Die Stadt will mehrere neue Gebäude für Berufsschulen schaffen, bestehende Gebäude in Schuss bringen und die Kooperation zwischen den Schulen verbessern. Schon jetzt platzen mehrere Schulen aus allen Nähten. Und die Stadt rechnet damit, dass die Schülerzahl an den beruflichen Schulen in den kommenden Jahren um rund 3000 wächst.

Lösungen für diese Herausforderungen nennt der Schulentwicklungsplan für die beruflichen Schulen, den der Magistrat am Freitag beschlossen hat.

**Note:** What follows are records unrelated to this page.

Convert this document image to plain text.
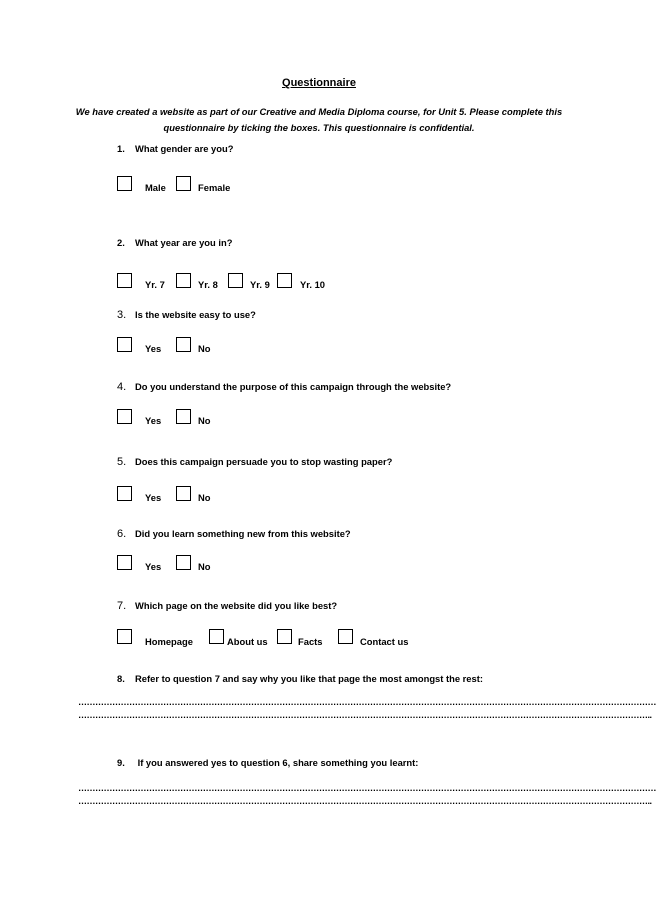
Questionnaire
We have created a website as part of our Creative and Media Diploma course, for Unit 5. Please complete this questionnaire by ticking the boxes. This questionnaire is confidential.
1. What gender are you?
Male	Female
2. What year are you in?
Yr. 7	Yr. 8	Yr. 9	Yr. 10
3. Is the website easy to use?
Yes	No
4. Do you understand the purpose of this campaign through the website?
Yes	No
5. Does this campaign persuade you to stop wasting paper?
Yes	No
6. Did you learn something new from this website?
Yes	No
7. Which page on the website did you like best?
Homepage	About us	Facts	Contact us
8. Refer to question 7 and say why you like that page the most amongst the rest:
……………………………………………………………………………………………………………………………………………………………………………………
…………………………………………………………………………………………………………………………………………………………………………………..
9. If you answered yes to question 6, share something you learnt:
……………………………………………………………………………………………………………………………………………………………………………………
…………………………………………………………………………………………………………………………………………………………………………………..
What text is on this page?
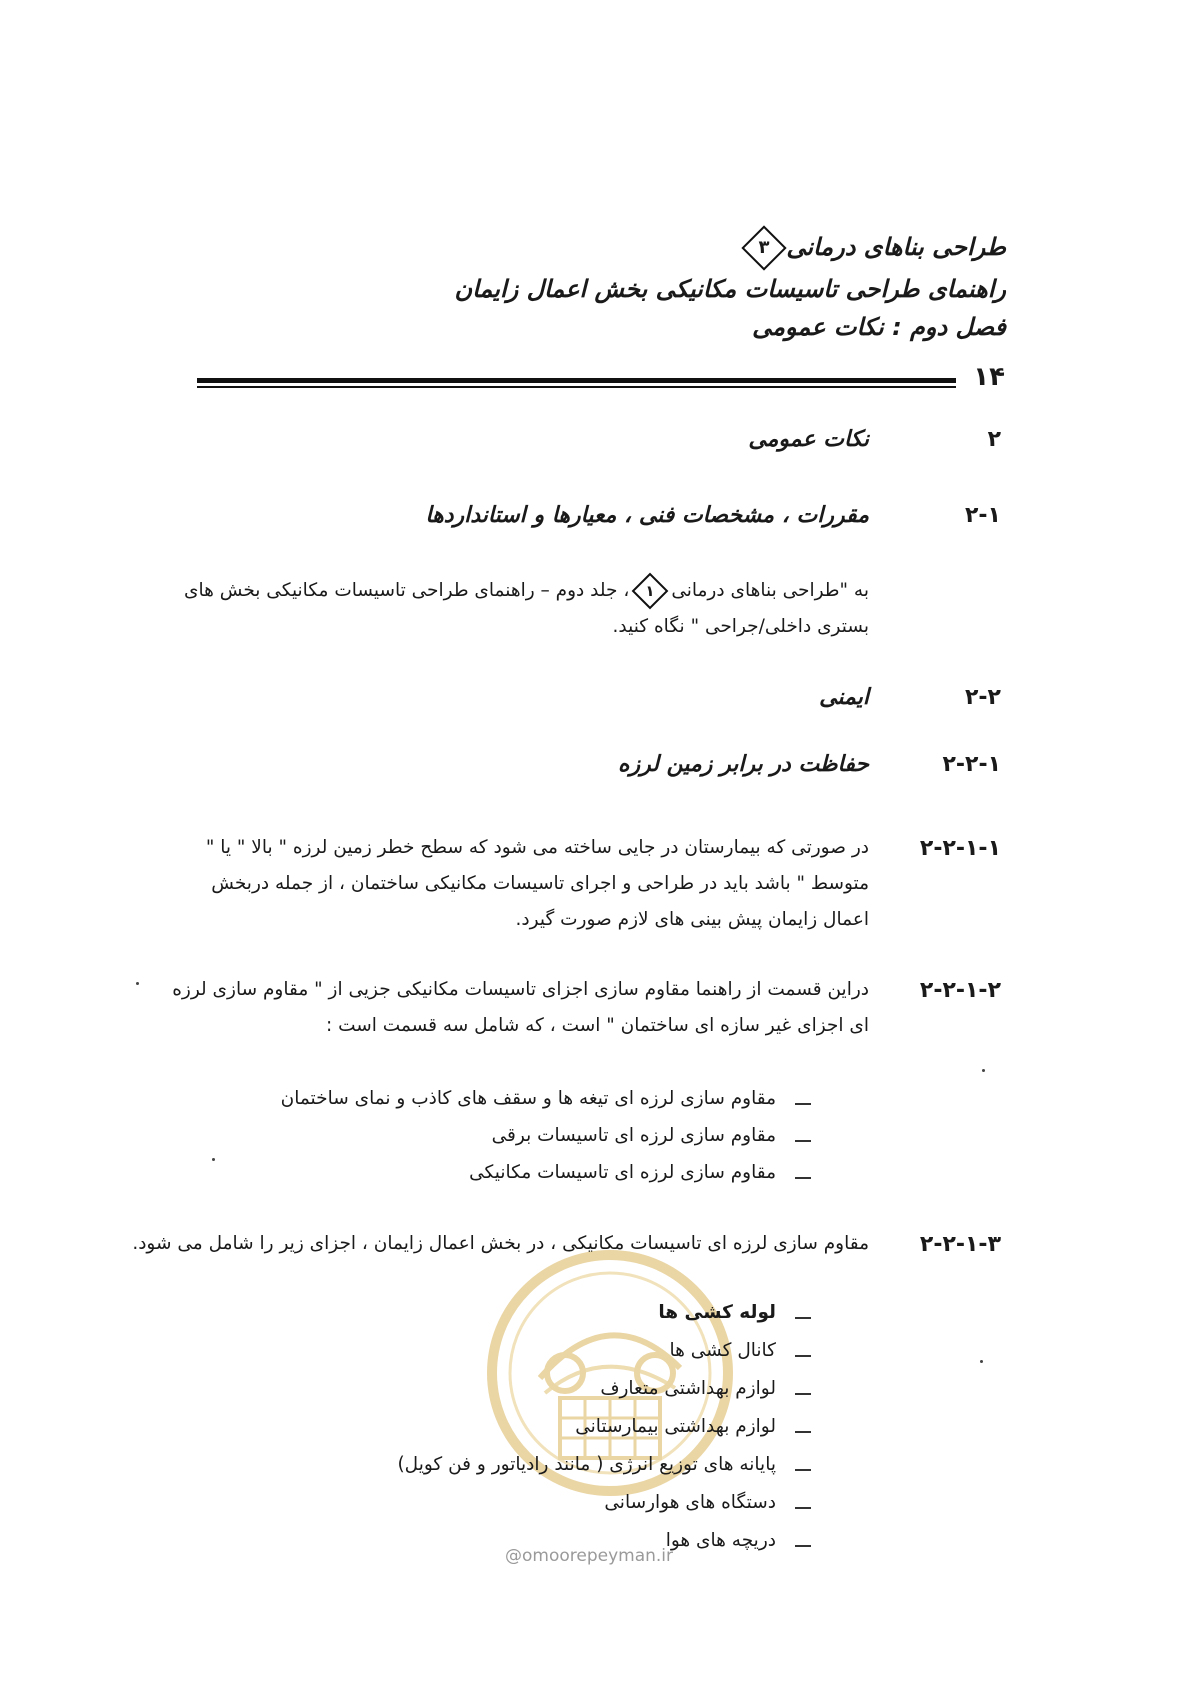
طراحی بناهای درمانی
۳
راهنمای طراحی تاسیسات مکانیکی بخش اعمال زایمان
فصل دوم : نکات عمومی
۱۴
۲
نکات عمومی
۲-۱
مقررات ، مشخصات فنی ، معیارها و استانداردها
به "طراحی بناهای درمانی
۱
، جلد دوم – راهنمای طراحی تاسیسات مکانیکی بخش های بستری داخلی/جراحی " نگاه کنید.
۲-۲
ایمنی
۲-۲-۱
حفاظت در برابر زمین لرزه
۲-۲-۱-۱
در صورتی که بیمارستان در جایی ساخته می شود که سطح خطر زمین لرزه " بالا " یا " متوسط " باشد باید در طراحی و اجرای تاسیسات مکانیکی ساختمان ، از جمله دربخش اعمال زایمان پیش بینی های لازم صورت گیرد.
۲-۲-۱-۲
دراین قسمت از راهنما مقاوم سازی اجزای تاسیسات مکانیکی جزیی از " مقاوم سازی لرزه ای اجزای غیر سازه ای ساختمان " است ، که شامل سه قسمت است :
مقاوم سازی لرزه ای تیغه ها و سقف های کاذب و نمای ساختمان
مقاوم سازی لرزه ای تاسیسات برقی
مقاوم سازی لرزه ای تاسیسات مکانیکی
۲-۲-۱-۳
مقاوم سازی لرزه ای تاسیسات مکانیکی ، در بخش اعمال زایمان ، اجزای زیر را شامل می شود.
@omoorepeyman.ir
لوله کشی ها
کانال کشی ها
لوازم بهداشتی متعارف
لوازم بهداشتی بیمارستانی
پایانه های توزیع انرژی ( مانند رادیاتور و فن کویل)
دستگاه های هوارسانی
دریچه های هوا
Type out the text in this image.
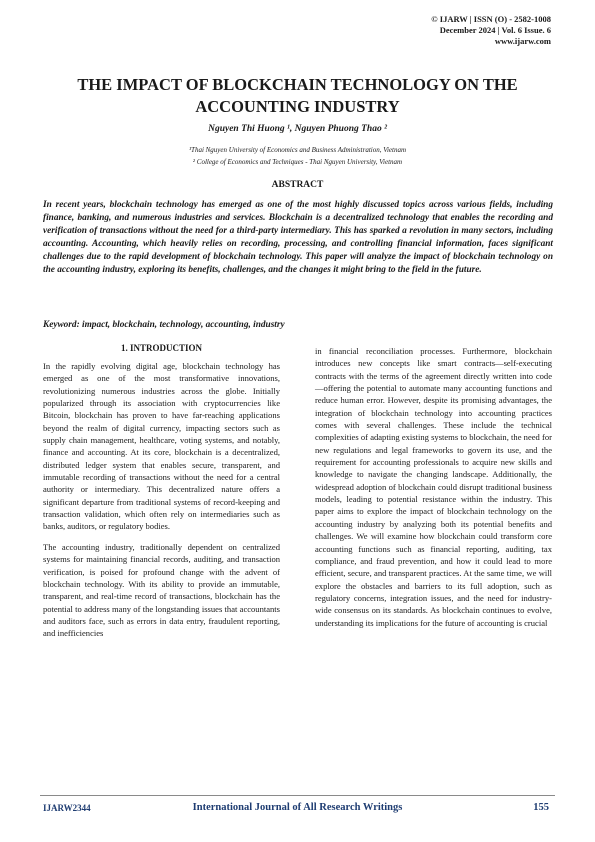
© IJARW | ISSN (O) - 2582-1008
December 2024 | Vol. 6 Issue. 6
www.ijarw.com
THE IMPACT OF BLOCKCHAIN TECHNOLOGY ON THE
ACCOUNTING INDUSTRY
Nguyen Thi Huong ¹, Nguyen Phuong Thao ²
¹Thai Nguyen University of Economics and Business Administration, Vietnam
² College of Economics and Techniques - Thai Nguyen University, Vietnam
ABSTRACT
In recent years, blockchain technology has emerged as one of the most highly discussed topics across various fields, including finance, banking, and numerous industries and services. Blockchain is a decentralized technology that enables the recording and verification of transactions without the need for a third-party intermediary. This has sparked a revolution in many sectors, including accounting. Accounting, which heavily relies on recording, processing, and controlling financial information, faces significant challenges due to the rapid development of blockchain technology. This paper will analyze the impact of blockchain technology on the accounting industry, exploring its benefits, challenges, and the changes it might bring to the field in the future.
Keyword: impact, blockchain, technology, accounting, industry
1. INTRODUCTION

In the rapidly evolving digital age, blockchain technology has emerged as one of the most transformative innovations, revolutionizing numerous industries across the globe. Initially popularized through its association with cryptocurrencies like Bitcoin, blockchain has proven to have far-reaching applications beyond the realm of digital currency, impacting sectors such as supply chain management, healthcare, voting systems, and notably, finance and accounting. At its core, blockchain is a decentralized, distributed ledger system that enables secure, transparent, and immutable recording of transactions without the need for a central authority or intermediary. This decentralized nature offers a significant departure from traditional systems of record-keeping and transaction validation, which often rely on intermediaries such as banks, auditors, or regulatory bodies.

The accounting industry, traditionally dependent on centralized systems for maintaining financial records, auditing, and transaction verification, is poised for profound change with the advent of blockchain technology. With its ability to provide an immutable, transparent, and real-time record of transactions, blockchain has the potential to address many of the longstanding issues that accountants and auditors face, such as errors in data entry, fraudulent reporting, and inefficiencies

in financial reconciliation processes. Furthermore, blockchain introduces new concepts like smart contracts—self-executing contracts with the terms of the agreement directly written into code—offering the potential to automate many accounting functions and reduce human error. However, despite its promising advantages, the integration of blockchain technology into accounting practices comes with several challenges. These include the technical complexities of adapting existing systems to blockchain, the need for new regulations and legal frameworks to govern its use, and the requirement for accounting professionals to acquire new skills and knowledge to navigate the changing landscape. Additionally, the widespread adoption of blockchain could disrupt traditional business models, leading to potential resistance within the industry. This paper aims to explore the impact of blockchain technology on the accounting industry by analyzing both its potential benefits and challenges. We will examine how blockchain could transform core accounting functions such as financial reporting, auditing, tax compliance, and fraud prevention, and how it could lead to more efficient, secure, and transparent practices. At the same time, we will explore the obstacles and barriers to its full adoption, such as regulatory concerns, integration issues, and the need for industry-wide consensus on its standards. As blockchain continues to evolve, understanding its implications for the future of accounting is crucial

IJARW2344	International Journal of All Research Writings	155
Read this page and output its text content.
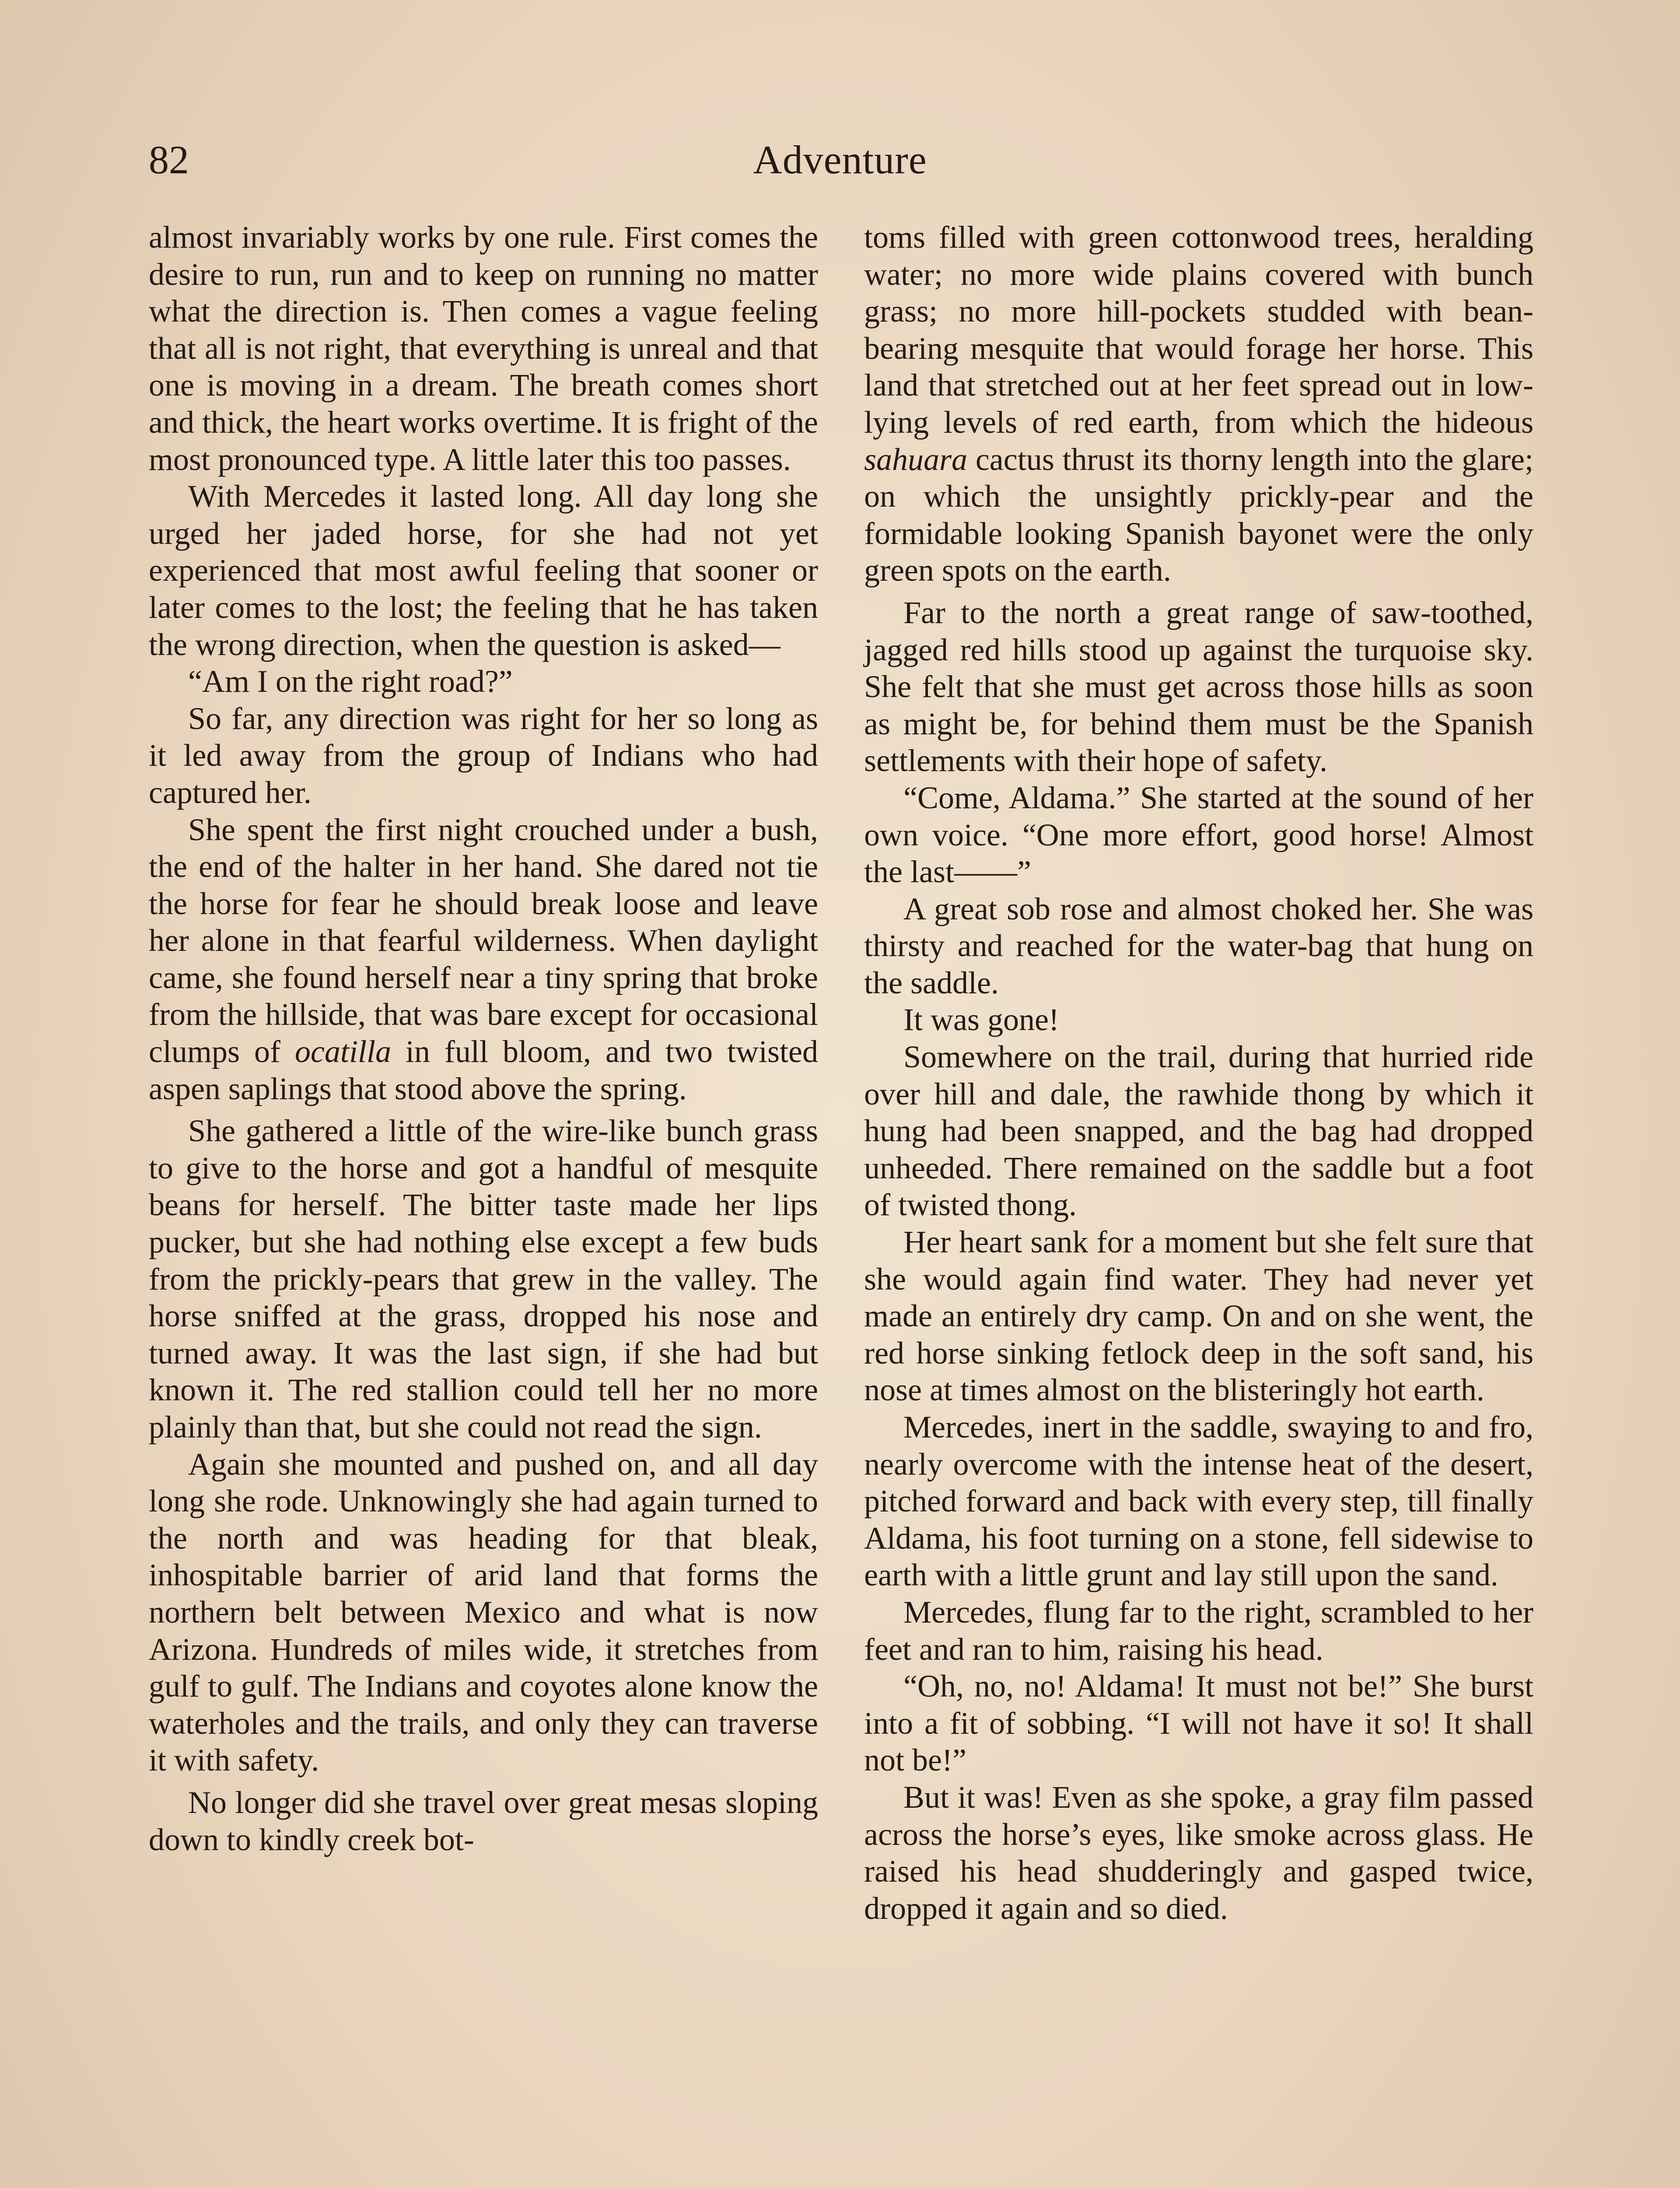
82	Adventure

almost invariably works by one rule. First comes the desire to run, run and to keep on running no matter what the direction is. Then comes a vague feeling that all is not right, that everything is unreal and that one is moving in a dream. The breath comes short and thick, the heart works overtime. It is fright of the most pronounced type. A little later this too passes.

With Mercedes it lasted long. All day long she urged her jaded horse, for she had not yet experienced that most awful feeling that sooner or later comes to the lost; the feeling that he has taken the wrong direction, when the question is asked—

“Am I on the right road?”

So far, any direction was right for her so long as it led away from the group of Indians who had captured her.

She spent the first night crouched under a bush, the end of the halter in her hand. She dared not tie the horse for fear he should break loose and leave her alone in that fearful wilderness. When daylight came, she found herself near a tiny spring that broke from the hillside, that was bare except for occasional clumps of ocatilla in full bloom, and two twisted aspen saplings that stood above the spring.

She gathered a little of the wire-like bunch grass to give to the horse and got a handful of mesquite beans for herself. The bitter taste made her lips pucker, but she had nothing else except a few buds from the prickly-pears that grew in the valley. The horse sniffed at the grass, dropped his nose and turned away. It was the last sign, if she had but known it. The red stallion could tell her no more plainly than that, but she could not read the sign.

Again she mounted and pushed on, and all day long she rode. Unknowingly she had again turned to the north and was heading for that bleak, inhospitable barrier of arid land that forms the northern belt between Mexico and what is now Arizona. Hundreds of miles wide, it stretches from gulf to gulf. The Indians and coyotes alone know the waterholes and the trails, and only they can traverse it with safety.

No longer did she travel over great mesas sloping down to kindly creek bot-

toms filled with green cottonwood trees, heralding water; no more wide plains covered with bunch grass; no more hill-pockets studded with bean-bearing mesquite that would forage her horse. This land that stretched out at her feet spread out in low-lying levels of red earth, from which the hideous sahuara cactus thrust its thorny length into the glare; on which the unsightly prickly-pear and the formidable looking Spanish bayonet were the only green spots on the earth.

Far to the north a great range of saw-toothed, jagged red hills stood up against the turquoise sky. She felt that she must get across those hills as soon as might be, for behind them must be the Spanish settlements with their hope of safety.

“Come, Aldama.” She started at the sound of her own voice. “One more effort, good horse! Almost the last——”

A great sob rose and almost choked her. She was thirsty and reached for the water-bag that hung on the saddle.

It was gone!

Somewhere on the trail, during that hurried ride over hill and dale, the rawhide thong by which it hung had been snapped, and the bag had dropped unheeded. There remained on the saddle but a foot of twisted thong.

Her heart sank for a moment but she felt sure that she would again find water. They had never yet made an entirely dry camp. On and on she went, the red horse sinking fetlock deep in the soft sand, his nose at times almost on the blisteringly hot earth.

Mercedes, inert in the saddle, swaying to and fro, nearly overcome with the intense heat of the desert, pitched forward and back with every step, till finally Aldama, his foot turning on a stone, fell sidewise to earth with a little grunt and lay still upon the sand.

Mercedes, flung far to the right, scrambled to her feet and ran to him, raising his head.

“Oh, no, no! Aldama! It must not be!” She burst into a fit of sobbing. “I will not have it so! It shall not be!”

But it was! Even as she spoke, a gray film passed across the horse’s eyes, like smoke across glass. He raised his head shudderingly and gasped twice, dropped it again and so died.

Er sieht etwa vor, dass die Berta-Jourdan-Schule mit Schwerpunkt Sozialpädagogik, Sozialwesen, Heilerziehungspflege sowie Ernährung/Gastronomie ein größeres Gebäude an einem neuen Standort erhalten soll. Sobald der Neubau steht, soll die Wilhelm-Merton-Schule, eine kaufmännische Schule in Bornheim, das bisher von der Jourdanschule im Nordend genutzte Gebäude beziehen. Die bereits in Bornheim ansässige Stauffenbergschule mit dem Schwerpunkt Handel, Logistik, Medien soll dann die Räume der Mertonschule nutzen. Die derzeit größte Berufsschule Frankfurts, die kaufmännisch und medizinisch orientierte Julius-Leber-Schule in der Innenstadt, soll durch die Verlagerung einiger Bildungsgänge und die Sanierung eines früheren Schulgebäude mehr Platz erhalten.

Im Westen der Stadt entsteht laut Schulentwicklungsplan ein neuer Berufsbildungscampus. Dort will die Stadt Neubauten für die bisher in Höchst ansässige Paul-Ehrlich-Schule mit ihrem chemisch-biologisch-technisch orientierten Profil und die kaufmännische Ludwig-Erhard-Schule, bisher Unterliederbach, errichten. Von 2024 an soll die Erhardschule wieder Schülerinnen und Schüler in das berufliche Gymnasium aufnehmen können.

Auch sonst sieht der Schulentwicklungsplan stärkere Kooperationen vor. Stärker zusammenarbeiten sollen etwa die Julius-Leber-Schule, die Jourdanschule und die Klingerschule. Das soll dazu führen, dass die Klingerschule das berufliche Gymnasium um den Schwerpunkt Erziehungswissenschaften erweitern kann. Kooperieren sollen auch die beruflichen Schulen, die in Medienberufen ausbilden, und die Schulen im Bereich Bau- und Umwelttechnik.

Schüler mit Zuwanderungsgeschichte sollen besser unterstützt werden. Geplant seien etwa der Ausbau der sozialpädagogischen Förderung und die Entwicklung berufssprachlicher Angebote, heißt es.